Can Learning Really Be Fun and Games?
For those wondering what a game-based classroom looks like in a traditional school, take a peek into Ananth Pai’s third-grade class in Parkview/Center Point Elementary school in Maplewood, Minnesota.
Using his own money and grants that he applied for, Pai has managed to round up seven laptops, two desktops 11 Nintendo DS’s, 18 games for math, reading, vocabulary, geography, and 21 digital voice recorders.
Students compete in games with other kids across the world, learn about fractions and decimals by riding a virtual ghost train, for instance, work on their reading skills on sites like Razkids, figure out whether they can make a living by growing flowers, learn about their constitutional rights with the Go to Court Game, and so on.
If parents are wondering what their kids do with the Nintendo DS in the classroom, Pai’s students will tell them about Brain Age 2, the word scramble game, or Math Blaster, which helps students practice their multiplication.
In the video interview above, Pai talks about how he realized that with a 20-1 ratio in a third grade class (a luxury at this point in many American public schools), it would be difficult to help each student progress at his or her own level.
So he found websites he thought would work best for his class, and connected them all to his own site.
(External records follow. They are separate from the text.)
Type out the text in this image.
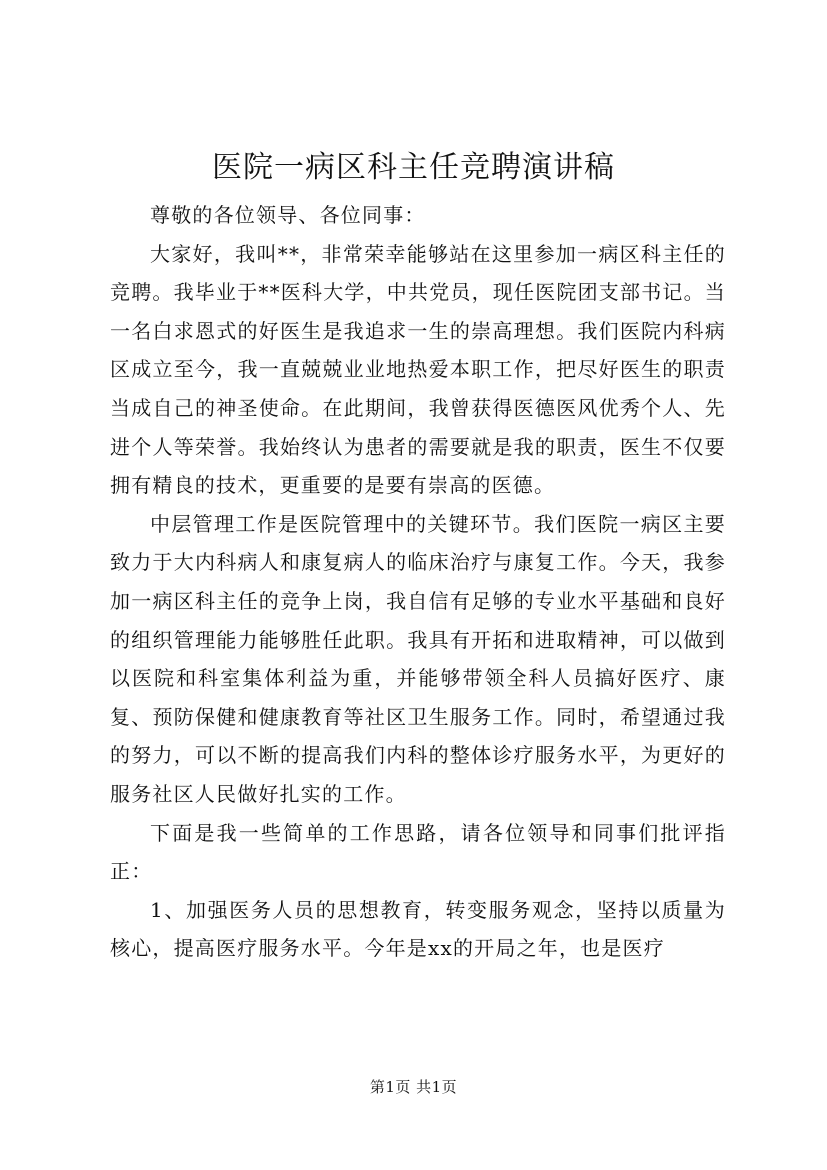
医院一病区科主任竞聘演讲稿

尊敬的各位领导、各位同事：

大家好，我叫**，非常荣幸能够站在这里参加一病区科主任的竞聘。我毕业于**医科大学，中共党员，现任医院团支部书记。当一名白求恩式的好医生是我追求一生的崇高理想。我们医院内科病区成立至今，我一直兢兢业业地热爱本职工作，把尽好医生的职责当成自己的神圣使命。在此期间，我曾获得医德医风优秀个人、先进个人等荣誉。我始终认为患者的需要就是我的职责，医生不仅要拥有精良的技术，更重要的是要有崇高的医德。

中层管理工作是医院管理中的关键环节。我们医院一病区主要致力于大内科病人和康复病人的临床治疗与康复工作。今天，我参加一病区科主任的竞争上岗，我自信有足够的专业水平基础和良好的组织管理能力能够胜任此职。我具有开拓和进取精神，可以做到以医院和科室集体利益为重，并能够带领全科人员搞好医疗、康复、预防保健和健康教育等社区卫生服务工作。同时，希望通过我的努力，可以不断的提高我们内科的整体诊疗服务水平，为更好的服务社区人民做好扎实的工作。

下面是我一些简单的工作思路，请各位领导和同事们批评指正：

1、加强医务人员的思想教育，转变服务观念，坚持以质量为核心，提高医疗服务水平。今年是xx的开局之年，也是医疗

第1页 共1页
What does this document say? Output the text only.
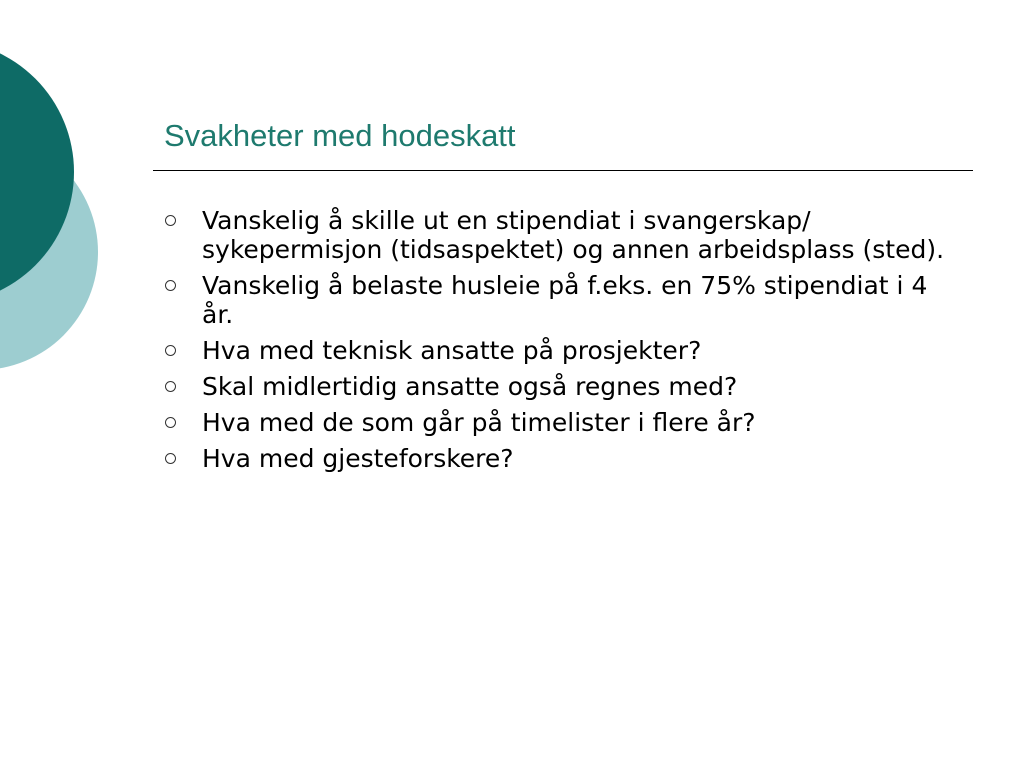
Svakheter med hodeskatt
Vanskelig å skille ut en stipendiat i svangerskap/ sykepermisjon (tidsaspektet) og annen arbeidsplass (sted).
Vanskelig å belaste husleie på f.eks. en 75% stipendiat i 4 år.
Hva med teknisk ansatte på prosjekter?
Skal midlertidig ansatte også regnes med?
Hva med de som går på timelister i flere år?
Hva med gjesteforskere?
Take a look at how he’s organized the curriculum: Simple and intuitive.
Pai says that in a matter of four months, the class’s reading and math scores went from below average for third grade to mid-fourth-grade level.
When Robert Stephens, founder of Geek Squad and CTO of Best Buy visited Pai’s class recently, he was struck by not just the fact that technology was being used, but how Pai organized the class.
“He groups the kids on how their brains learn,” Stephens said.
From what I can tell, this is what learning should look like.